The seat position has been well designed to give drivers a good vantage point in relation to the road stripes; in fact, visibility from the T880 is excellent all the way around, an important consideration on tight jobsites.
I had the opportunity to drive several different vocational configurations of the T880, including a concrete mixer, two variations on full-sized dump trucks, one with the MX-11 and another with the MX-13. A T370 baby dump was also available for comparison with the larger trucks.
On the road, the first thing that was obvious in all of the vocational trucks was the lack of noise in the cab, along with the overall comfort level for the driver. Gauges are all easily visible, and important switches are all easily reached along the dash.
Next, the responsiveness of the PACCAR engines proved quick and efficient. With a McNeilus 11.5-yard mixer body on the back, the MX-11, generating 430 hp and 1,550 ft.-lbs. of torque, shifted readily and smoothly while pushing the truck to highway speeds and took corners with ease while maintaining speed. The T880 pulling a loaded flatbed proved that the same responsiveness is there even when loaded. Braking was smooth and quick in each of the tested trucks.
Switching over to the Super Dump, the additional power from the MX-13’s 480 hp and 1,650 ft.-lbs. of torque becomes immediately obvious.
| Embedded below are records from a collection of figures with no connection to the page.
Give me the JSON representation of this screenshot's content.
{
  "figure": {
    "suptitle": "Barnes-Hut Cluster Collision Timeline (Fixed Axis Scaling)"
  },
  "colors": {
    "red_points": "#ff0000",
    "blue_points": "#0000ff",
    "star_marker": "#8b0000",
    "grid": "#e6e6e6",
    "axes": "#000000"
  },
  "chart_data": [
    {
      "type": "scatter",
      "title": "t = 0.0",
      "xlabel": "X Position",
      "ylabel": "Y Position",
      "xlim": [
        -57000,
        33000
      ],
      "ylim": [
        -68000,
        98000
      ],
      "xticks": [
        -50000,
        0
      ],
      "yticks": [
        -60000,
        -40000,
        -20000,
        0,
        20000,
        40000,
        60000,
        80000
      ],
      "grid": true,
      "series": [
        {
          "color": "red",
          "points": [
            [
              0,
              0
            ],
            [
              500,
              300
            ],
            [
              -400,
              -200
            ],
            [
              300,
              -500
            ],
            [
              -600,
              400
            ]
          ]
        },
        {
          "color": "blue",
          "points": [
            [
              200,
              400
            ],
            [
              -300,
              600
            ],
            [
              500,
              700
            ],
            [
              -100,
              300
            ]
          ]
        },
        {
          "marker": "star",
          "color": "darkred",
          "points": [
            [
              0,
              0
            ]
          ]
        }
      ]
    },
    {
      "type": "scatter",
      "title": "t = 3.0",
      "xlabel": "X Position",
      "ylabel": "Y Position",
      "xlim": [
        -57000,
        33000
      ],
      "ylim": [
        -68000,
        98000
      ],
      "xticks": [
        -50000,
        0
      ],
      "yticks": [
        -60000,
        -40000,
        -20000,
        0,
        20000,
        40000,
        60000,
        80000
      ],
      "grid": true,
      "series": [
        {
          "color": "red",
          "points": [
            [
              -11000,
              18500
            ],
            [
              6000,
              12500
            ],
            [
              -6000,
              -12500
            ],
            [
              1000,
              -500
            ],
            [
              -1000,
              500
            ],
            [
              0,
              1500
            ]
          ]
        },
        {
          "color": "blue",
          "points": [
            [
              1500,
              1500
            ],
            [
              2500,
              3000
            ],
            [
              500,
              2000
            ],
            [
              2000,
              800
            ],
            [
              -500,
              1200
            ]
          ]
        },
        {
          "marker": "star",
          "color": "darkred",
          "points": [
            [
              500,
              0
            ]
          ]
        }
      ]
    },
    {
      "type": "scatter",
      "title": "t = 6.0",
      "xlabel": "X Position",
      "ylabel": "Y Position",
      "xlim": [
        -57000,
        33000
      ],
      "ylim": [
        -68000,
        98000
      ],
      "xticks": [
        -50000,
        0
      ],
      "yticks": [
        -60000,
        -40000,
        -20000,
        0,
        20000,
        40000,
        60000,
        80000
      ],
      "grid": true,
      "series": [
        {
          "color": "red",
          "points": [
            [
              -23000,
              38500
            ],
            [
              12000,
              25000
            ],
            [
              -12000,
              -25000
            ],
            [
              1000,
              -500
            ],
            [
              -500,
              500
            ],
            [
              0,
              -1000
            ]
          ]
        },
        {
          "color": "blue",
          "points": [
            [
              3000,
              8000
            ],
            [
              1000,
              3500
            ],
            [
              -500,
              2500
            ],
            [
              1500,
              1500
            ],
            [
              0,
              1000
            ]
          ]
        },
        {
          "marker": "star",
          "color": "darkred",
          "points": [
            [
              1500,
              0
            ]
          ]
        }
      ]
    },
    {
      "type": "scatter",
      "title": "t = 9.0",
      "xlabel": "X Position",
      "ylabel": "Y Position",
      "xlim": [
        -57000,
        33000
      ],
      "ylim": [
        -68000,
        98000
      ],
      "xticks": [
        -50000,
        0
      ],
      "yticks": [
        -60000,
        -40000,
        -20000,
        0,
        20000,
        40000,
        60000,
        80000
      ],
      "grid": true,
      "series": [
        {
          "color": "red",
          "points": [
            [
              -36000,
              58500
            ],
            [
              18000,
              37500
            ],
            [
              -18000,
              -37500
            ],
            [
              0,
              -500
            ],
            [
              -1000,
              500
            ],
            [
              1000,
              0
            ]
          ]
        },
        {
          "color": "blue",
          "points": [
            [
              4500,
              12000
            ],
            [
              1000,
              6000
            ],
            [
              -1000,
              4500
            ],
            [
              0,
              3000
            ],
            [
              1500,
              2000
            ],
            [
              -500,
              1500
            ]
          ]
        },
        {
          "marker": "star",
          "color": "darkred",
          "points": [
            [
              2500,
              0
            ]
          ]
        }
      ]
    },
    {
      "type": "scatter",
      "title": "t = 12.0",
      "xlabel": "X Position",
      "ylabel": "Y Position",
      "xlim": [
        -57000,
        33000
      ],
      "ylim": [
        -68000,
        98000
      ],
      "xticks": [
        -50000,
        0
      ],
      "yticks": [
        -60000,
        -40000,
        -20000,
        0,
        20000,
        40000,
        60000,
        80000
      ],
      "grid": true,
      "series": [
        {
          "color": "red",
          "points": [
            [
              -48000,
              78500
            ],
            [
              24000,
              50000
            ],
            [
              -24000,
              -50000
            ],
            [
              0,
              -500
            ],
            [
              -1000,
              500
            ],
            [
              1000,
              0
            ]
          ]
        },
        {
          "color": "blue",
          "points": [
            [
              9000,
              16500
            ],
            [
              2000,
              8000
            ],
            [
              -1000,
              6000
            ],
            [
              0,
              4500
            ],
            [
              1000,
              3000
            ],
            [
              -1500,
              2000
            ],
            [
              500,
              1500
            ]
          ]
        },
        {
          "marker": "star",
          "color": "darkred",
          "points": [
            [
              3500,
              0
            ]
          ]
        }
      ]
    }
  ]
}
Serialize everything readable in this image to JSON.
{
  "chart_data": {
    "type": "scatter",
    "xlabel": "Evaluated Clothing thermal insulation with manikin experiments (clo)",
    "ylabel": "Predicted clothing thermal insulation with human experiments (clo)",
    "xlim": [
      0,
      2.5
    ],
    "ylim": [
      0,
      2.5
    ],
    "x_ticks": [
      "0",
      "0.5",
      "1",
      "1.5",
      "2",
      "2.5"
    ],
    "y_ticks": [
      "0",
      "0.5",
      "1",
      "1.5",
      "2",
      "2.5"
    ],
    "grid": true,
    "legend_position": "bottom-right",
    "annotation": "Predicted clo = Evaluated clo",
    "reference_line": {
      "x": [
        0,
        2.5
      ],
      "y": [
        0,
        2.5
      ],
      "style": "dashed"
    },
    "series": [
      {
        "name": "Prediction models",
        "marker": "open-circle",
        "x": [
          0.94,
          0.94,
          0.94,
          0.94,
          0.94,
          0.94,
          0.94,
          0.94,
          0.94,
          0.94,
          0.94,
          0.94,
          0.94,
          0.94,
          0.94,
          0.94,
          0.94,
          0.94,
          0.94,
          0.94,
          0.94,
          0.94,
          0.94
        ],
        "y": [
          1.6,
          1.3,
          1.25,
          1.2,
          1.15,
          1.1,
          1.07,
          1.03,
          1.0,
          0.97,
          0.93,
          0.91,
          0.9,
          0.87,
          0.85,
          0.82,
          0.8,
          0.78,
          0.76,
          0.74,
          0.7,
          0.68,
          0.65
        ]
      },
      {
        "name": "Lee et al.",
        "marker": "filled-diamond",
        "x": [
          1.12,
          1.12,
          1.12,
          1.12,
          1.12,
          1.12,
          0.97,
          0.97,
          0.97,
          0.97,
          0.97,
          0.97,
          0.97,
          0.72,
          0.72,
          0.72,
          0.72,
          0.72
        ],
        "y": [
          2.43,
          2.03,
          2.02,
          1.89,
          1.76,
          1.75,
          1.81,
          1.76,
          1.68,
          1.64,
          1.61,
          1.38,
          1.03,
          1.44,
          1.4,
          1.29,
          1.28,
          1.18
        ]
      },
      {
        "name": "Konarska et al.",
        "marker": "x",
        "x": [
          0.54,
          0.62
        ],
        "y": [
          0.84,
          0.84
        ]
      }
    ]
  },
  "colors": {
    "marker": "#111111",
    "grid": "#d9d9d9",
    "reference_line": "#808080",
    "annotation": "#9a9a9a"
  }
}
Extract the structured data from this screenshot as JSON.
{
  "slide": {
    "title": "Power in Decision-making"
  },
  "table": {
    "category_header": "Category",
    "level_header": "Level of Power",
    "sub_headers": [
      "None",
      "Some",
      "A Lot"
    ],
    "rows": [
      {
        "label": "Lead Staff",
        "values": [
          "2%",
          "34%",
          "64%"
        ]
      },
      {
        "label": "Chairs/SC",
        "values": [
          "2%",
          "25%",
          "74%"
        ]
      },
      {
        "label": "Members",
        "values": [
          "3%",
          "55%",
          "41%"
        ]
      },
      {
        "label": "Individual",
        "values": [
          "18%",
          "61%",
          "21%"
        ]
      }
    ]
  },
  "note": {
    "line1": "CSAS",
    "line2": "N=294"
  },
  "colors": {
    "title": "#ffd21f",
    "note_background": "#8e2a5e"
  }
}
Whether driven by a professional or amateur, the T880 hit travel speeds with little hesitation. At lower speeds, the truck responded just as well through tight turns and on slopes.
With older drivers retiring and new drivers coming on board for many companies, the need to have easy-to-drive, comfortable trucks is growing among fleet owners. The Kenworth T880 feels much like driving a car, something that should certainly help trucking companies attract and retain drivers.
Adding Bendix Wingman Fusion system to Kenworth T880 and T680 increases safety
The Bendix Wingman Fusion system, available as a factory-installed option on Kenworth T880 and T680 trucks, provides drivers with a range of safety features that run the gamut from alerts to autonomous control of the braking system to reduce the likelihood of serious accidents.
Bendix has taken its expertise in several areas to combine a camera, radar system and its brake technology to create a package that can take over for a driver and react to various road conditions.
“This system is designed to help drivers keep their trips safe and uneventful, and do it with minimal interference,” said Jason Skoog, Kenworth assistant general manager for sales and marketing.
“Bendix Wingman Fusion can help drivers maintain safe distances, mitigate collisions with other motorists who change lanes suddenly, and safely operate in rapidly changing and difficult-to-see conditions like snow, rain, fog, dust, or smoke.”
Bendix demonstrated the Wingman Fusion system on a T680 at Kenworth’s test track. Over several circuits of the course, the driver showed the system’s operation in various scenarios.
Using the camera, Wingman Fusion can read road markings and alert drivers, both visually and audibly, if they drift over lane markings without using their turn signal. If they activate the signal and make that maneuver, the system remains silent. It can also read speed limit signs, and compare them to the truck’s actual speed. If the truck was 5 mph over the limit, an alert sounded. At more than 10 mph above, the driver was alerted and the throttle cut for a second as an additional warning.
Following distance is also measured by the radar and camera combination, with increasingly loud alerts given at certain distances and the brakes autonomously applied to avoid a rear-end accident. Cars cutting in and out of the lane are also recognized by the system, and similar responses are applied if necessary.
The system can also recognize a stopped vehicle ahead and apply the brakes to avoid or mitigate crashes. In the demo, the Bendix air disc brakes brought the truck to a very abrupt stop around 30 feet short of a parked vehicle on the track. Had the driver swerved to avoid, the system would have released the brakes to give the driver control once again.
In addition, all of the information gathered by the system can be transmitted to managers or into telematics systems for driver monitoring and coaching if needed.